16. ВАРЕНЬЕ НА СЛАВУ

   Панкратова варила клубничное варенье. Жаль, не было при этом поэта: вот что воспеть бы - стародавнюю неторопливую работу хромой, но преуспевающей хозяйки, аромат ягод и жженого сахара, светло-алую окраску пенок, подобную фантастическому закату на далеком взморье. Браво, Панкратова! Не забыла ты высокого уменья сохранить цельной ягоду, чтобы она плавала в прозрачном сиропе, как звезды в небесах, не забыла его среди прочих житейских дел, среди засовывания кой-куда брошек перед обыском, среди раздобывания пшена на вокзалах (было и такое время), среди законопачивания похитителей окорока; да и тазик уцелел, не перелили его ни в пушку, ни в патриарший колокол, нет, остался тазик, осталась Панкратова, осталась даже вся премудрая иерархия: помельче - просто для повседневного употребления, а где сплошная каша - на кухню, в блинчики. Браво, Панкратова,- жива и живешь ты, добрый дух абрикосового домика, гордость Проточного переулка - ни у кого нет такого варенья! А без варенья - что же это за чай? А без чая - какая же это жизнь? Панкратовой - ура!
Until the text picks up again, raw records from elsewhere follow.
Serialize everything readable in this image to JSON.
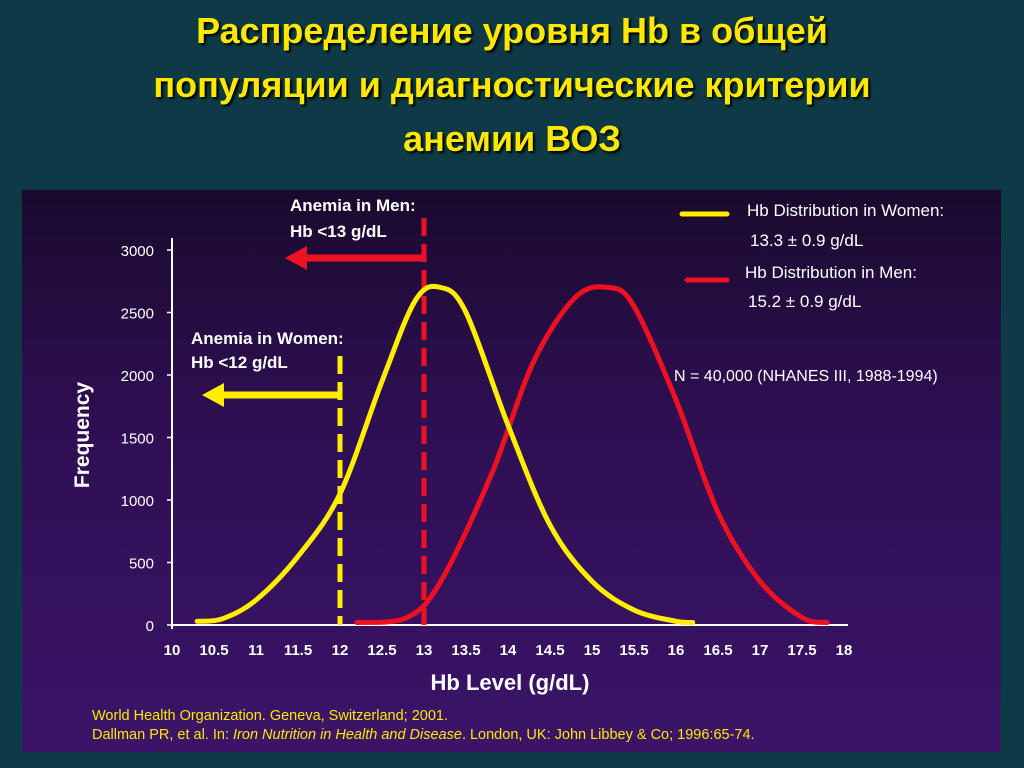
{
  "slide": {
    "title_lines": [
      "Распределение уровня Hb  в общей",
      "популяции и диагностические критерии",
      "анемии ВОЗ"
    ]
  },
  "colors": {
    "women": "#ffee00",
    "men": "#ee1122",
    "text": "#ffffff",
    "citation": "#ffe800"
  },
  "chart_data": {
    "type": "line",
    "xlabel": "Hb Level (g/dL)",
    "ylabel": "Frequency",
    "xlim": [
      10,
      18
    ],
    "ylim": [
      0,
      3000
    ],
    "x_ticks": [
      "10",
      "10.5",
      "11",
      "11.5",
      "12",
      "12.5",
      "13",
      "13.5",
      "14",
      "14.5",
      "15",
      "15.5",
      "16",
      "16.5",
      "17",
      "17.5",
      "18"
    ],
    "y_ticks": [
      "0",
      "500",
      "1000",
      "1500",
      "2000",
      "2500",
      "3000"
    ],
    "series": [
      {
        "name": "Hb Distribution in Women:",
        "stats": "13.3 ± 0.9 g/dL",
        "color": "#ffee00",
        "x": [
          10.3,
          10.6,
          11.0,
          11.5,
          12.0,
          12.5,
          12.9,
          13.2,
          13.5,
          14.0,
          14.5,
          15.0,
          15.5,
          16.0,
          16.2
        ],
        "y": [
          30,
          50,
          200,
          550,
          1050,
          1950,
          2600,
          2700,
          2500,
          1600,
          800,
          350,
          120,
          30,
          20
        ]
      },
      {
        "name": "Hb Distribution in Men:",
        "stats": "15.2 ± 0.9 g/dL",
        "color": "#ee1122",
        "x": [
          12.2,
          12.8,
          13.2,
          13.8,
          14.3,
          14.8,
          15.2,
          15.5,
          16.0,
          16.5,
          17.0,
          17.5,
          17.8
        ],
        "y": [
          20,
          60,
          350,
          1200,
          2100,
          2620,
          2700,
          2550,
          1800,
          900,
          350,
          60,
          20
        ]
      }
    ],
    "annotations": [
      {
        "label_lines": [
          "Anemia in Men:",
          "Hb <13 g/dL"
        ],
        "threshold": 13,
        "color": "#ee1122"
      },
      {
        "label_lines": [
          "Anemia in Women:",
          "Hb <12 g/dL"
        ],
        "threshold": 12,
        "color": "#ffee00"
      }
    ],
    "note": "N = 40,000 (NHANES III, 1988-1994)"
  },
  "citation": {
    "line1": "World Health Organization. Geneva, Switzerland; 2001.",
    "line2_prefix": "Dallman PR, et al. In: ",
    "line2_italic": "Iron Nutrition in Health and Disease",
    "line2_suffix": ". London, UK: John Libbey & Co; 1996:65-74."
  }
}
   Шло все как по маслу в нижнем этаже благословенного домика: не только варенье удалось, «сам», слава богу, тоже преуспевал. Хотя писали собратья Прахова о каких-то «кризисах», помаленьку торговал Панкратов, приползали «червячки», знали свое место. Глупые страхи больше не тревожили почтенного сердца. А телеса цвели: купался, пил водочку, с Поленькой ездил в баню - бояться тут нечего, родственница, вроде как сестра.
   Однако ревнива судьба, не может она вынести человеческого счастья. Чуть было не стряслась беда над бородой: ведь дойди дело до огласки, опозорили бы газетные пачкуны уважаемого всеми гражданина. Законы у нас шаткие - кто их знает, что теперь можно, а чего нельзя? Очень легко и в тюрьму попасть. Разве варила бы тогда варенье супруга? Словом, мог бы обратиться нежно-абрикосовый в юдоль стонов и слез.
   Началось все преглупо: за кулебякой, причем кулебяка эта была вполне добротной - пышная, румяная, а фарш из свежей капусты с яйцами так и таял во рту… Ели, как всегда, сосредоточенно, молча. Вдруг вскочила Поленька и, бледная вся, выскочила в сени: ее вырвало. Конечно, не в кулебяке было дело. Прошло еще несколько дней, и хоть не отличалась Поленька догадливостью, поняла она, в чем дело. Еще шире распахнулся ее рот. Слезы не переставая лились из припухших глаз. Панкратова начала подозревать. Не знала только - кто.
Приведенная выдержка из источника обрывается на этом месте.